In 1967, Roxanne Alegria wrote an essay about her life as a topless dancer in San Francisco for Confidential — a scandalous magazine that covered unabashedly taboo topics of the time.
“The rage in San Francisco today is topless dancers,” Alegria wrote. “There are dozens of them, and each one tries to be different to the next … I do not have to worry about any of this, for I know I am truly different. I am the only topless dancer who was born a boy … If you come to the Off Broadway Club and watch me perform in the Topless Fashion Revue, you will find it hard to believe that I was ever anything but a girl.”
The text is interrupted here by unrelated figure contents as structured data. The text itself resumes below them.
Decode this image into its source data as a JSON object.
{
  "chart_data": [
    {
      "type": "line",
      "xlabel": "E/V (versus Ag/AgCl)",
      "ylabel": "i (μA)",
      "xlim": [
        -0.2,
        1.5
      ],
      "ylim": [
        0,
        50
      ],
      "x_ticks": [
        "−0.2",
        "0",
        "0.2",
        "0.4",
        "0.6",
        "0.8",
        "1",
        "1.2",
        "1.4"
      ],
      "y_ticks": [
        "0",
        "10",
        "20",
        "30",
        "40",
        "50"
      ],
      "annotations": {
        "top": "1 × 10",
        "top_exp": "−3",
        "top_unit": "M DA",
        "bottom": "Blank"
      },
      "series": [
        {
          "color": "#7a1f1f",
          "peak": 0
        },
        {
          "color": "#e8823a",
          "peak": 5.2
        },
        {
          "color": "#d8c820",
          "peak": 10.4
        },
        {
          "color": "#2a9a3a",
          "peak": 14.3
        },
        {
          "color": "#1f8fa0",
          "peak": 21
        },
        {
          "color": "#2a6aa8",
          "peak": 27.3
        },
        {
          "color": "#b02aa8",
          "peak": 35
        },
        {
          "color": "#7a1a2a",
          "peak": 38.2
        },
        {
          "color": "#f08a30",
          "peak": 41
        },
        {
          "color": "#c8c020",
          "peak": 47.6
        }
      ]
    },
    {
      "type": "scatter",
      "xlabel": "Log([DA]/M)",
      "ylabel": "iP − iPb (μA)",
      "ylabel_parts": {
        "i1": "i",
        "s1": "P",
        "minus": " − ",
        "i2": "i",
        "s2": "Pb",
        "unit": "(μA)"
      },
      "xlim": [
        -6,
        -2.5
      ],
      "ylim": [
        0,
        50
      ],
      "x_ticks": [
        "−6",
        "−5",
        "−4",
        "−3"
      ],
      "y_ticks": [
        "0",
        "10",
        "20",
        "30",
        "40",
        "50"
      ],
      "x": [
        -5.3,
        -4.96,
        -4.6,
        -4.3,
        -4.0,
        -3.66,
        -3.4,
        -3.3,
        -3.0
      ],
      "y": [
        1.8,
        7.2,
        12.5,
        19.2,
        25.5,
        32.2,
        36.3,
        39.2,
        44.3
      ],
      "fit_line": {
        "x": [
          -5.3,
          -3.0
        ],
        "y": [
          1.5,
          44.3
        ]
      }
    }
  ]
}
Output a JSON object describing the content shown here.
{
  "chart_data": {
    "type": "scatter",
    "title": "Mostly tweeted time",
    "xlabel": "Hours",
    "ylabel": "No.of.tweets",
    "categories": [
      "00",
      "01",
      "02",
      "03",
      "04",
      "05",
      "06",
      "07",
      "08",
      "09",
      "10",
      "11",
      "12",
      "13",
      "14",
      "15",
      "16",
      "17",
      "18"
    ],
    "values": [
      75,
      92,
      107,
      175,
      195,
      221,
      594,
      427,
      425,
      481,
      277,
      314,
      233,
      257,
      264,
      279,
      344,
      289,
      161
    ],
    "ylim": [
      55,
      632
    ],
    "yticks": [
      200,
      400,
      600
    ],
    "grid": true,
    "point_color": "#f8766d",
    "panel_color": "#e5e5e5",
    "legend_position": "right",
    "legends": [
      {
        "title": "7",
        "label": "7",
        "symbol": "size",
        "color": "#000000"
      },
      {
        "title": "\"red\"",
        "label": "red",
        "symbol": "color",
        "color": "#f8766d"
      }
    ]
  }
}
Between 1863 and 1974, it was illegal in California to wear clothing that didn’t belong to the gender you were assigned at birth. To be openly transgender in the 1960s didn’t just carry personal risks, it came with potential legal pitfalls as well. The frankness and openness with which Alegria talked about her gender was quite revolutionary — even if the exploitive framing of her story within the magazine would never fly today.

Alegria’s is just one of the stories featured in a new exhibit at the GLBT Historical Society in San Francisco’s Castro District. Erotic Resistance: Performance, Art, and Activism in San Francisco Strip Clubs (1960s–1990s) tracks LGBTQ+ performers around the city whose work — even if not respected by mainstream America — helped to educate the public in myriad ways.